Matovu had become familiar with social networks while conducting previous research with Dr. Laura Bogart, a behavioral scientist at the Rand Corp. A social network is “any loose grouping of people who live together, work together, know each other in some way and associate in some way,” said Matovu. He explained that it is well known that social bonds can spur the apathetic to action; studies show, for example, that male testing increases when their female partners work with them. “If I went to a fishing community and identified those who can reach others through some form of a social network, then that should give me an opportunity to reach more people,” hypothesized Matovu.

For his Fogarty project, Matovu and his team identified 21 overlapping social networks within the targeted community. They included groups such as boat pushers, motorcycle taxi operators, card players and sex workers. After each group chose a “peer leader,” Matovu’s team vetted and trained these leaders to use the kits and counsel others, making referrals for treatment when necessary. Next, the peer leaders distributed self-testing kits to their networks. “We gave out 298 self-testing kits and of these only two people refused the kits, so we had 99% acceptability,” said Matovu, who added that results also showed “just under 98% confirmation of use.”

About 7% of the test-kit receipt population tested positive for HIV, which is a much lower prevalence than estimated, said Matovu, who believes his team had unknowingly missed some higher risk networks. Ten of the 12 individuals who tested positive for the first time had their results confirmed by laboratory analyses and 9 went on to receive care. The study was co-funded by the Africa Research Excellence Fund.

The fellowship taught Matovu new skills, including how to design interventions and how to write and apply for grants. It also helped him strengthen and expand his network of collaborators. With his travel stipend, he made stops at Yale University, the Rand Corporation and South Carolina University’s School of Medicine in September 2019, delivering presentations on his research at each. “The fellowship connected me with people I’d never have met otherwise,” said Matovu. “My U.S. mentor is Dean Kurth of Yale University’s school of nursing while my local mentors are Professors David Serwadda and Dean Wanyenze from Makerere University School of Public Health.” Matovu also worked closely with Prof. Albert I. Ko at Yale University School of Public Health and Dr. Laura Bogart from the RAND Corporation.

His project also helped to strengthen existing research capacity in Uganda. “I’d worked with this team in the past and this time they not only helped to collect data but also in the analysis of data and writing and publishing papers,” explained Matovu. “Usually you work with people collecting data and when they finish, they disappear. Now they know how data analysis is done and how to write and publish a paper.” In his next study, he plans to include master’s degree students. “I want to build capacity among young scientists who become part of a team I can turn to whenever I do research,” he said.

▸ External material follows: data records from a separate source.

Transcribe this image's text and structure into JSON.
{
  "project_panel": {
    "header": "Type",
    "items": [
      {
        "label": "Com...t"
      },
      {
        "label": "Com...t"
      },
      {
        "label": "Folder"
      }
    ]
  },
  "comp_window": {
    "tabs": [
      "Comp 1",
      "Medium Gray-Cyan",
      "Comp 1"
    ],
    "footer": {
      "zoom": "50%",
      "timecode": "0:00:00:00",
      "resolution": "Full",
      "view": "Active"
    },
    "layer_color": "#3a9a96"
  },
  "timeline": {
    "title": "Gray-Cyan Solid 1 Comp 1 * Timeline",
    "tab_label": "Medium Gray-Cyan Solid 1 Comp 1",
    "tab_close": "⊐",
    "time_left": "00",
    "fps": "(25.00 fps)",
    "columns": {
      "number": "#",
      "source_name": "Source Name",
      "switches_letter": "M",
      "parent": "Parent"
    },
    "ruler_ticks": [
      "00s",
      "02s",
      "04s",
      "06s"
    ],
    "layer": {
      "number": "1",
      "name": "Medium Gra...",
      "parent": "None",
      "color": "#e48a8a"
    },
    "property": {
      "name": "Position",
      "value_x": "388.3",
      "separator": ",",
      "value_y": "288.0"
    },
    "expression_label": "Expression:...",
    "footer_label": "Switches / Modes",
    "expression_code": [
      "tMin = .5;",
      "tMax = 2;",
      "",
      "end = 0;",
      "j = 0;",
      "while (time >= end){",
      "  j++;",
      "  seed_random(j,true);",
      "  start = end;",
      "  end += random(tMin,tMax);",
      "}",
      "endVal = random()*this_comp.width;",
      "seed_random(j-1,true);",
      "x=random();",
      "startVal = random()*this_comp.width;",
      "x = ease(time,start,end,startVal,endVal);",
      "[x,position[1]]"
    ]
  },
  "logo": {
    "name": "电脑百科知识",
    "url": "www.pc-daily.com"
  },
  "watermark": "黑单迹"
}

Since completing his study, Matovu has published two papers with two more underway. He also applied for and won a grant from the European and Developing Countries Clinical Trials Partnership to expand the research to other Ugandan fishing communities. “We have about 4,000 fishing communities in Uganda, so this pilot study was a drop in the ocean,” he said. “I believe the findings will also translate to other countries since fishing communities share similar characteristics and are organized in the same way - fishing done at night, far from medical centers.”

A Fogarty fellowship is a “lifetime experience,” said Matovu, who expects to continue working with his newfound mentors and collaborators for many years. “The opportunities that come mean you actually achieve more in one year than you normally could in 10.”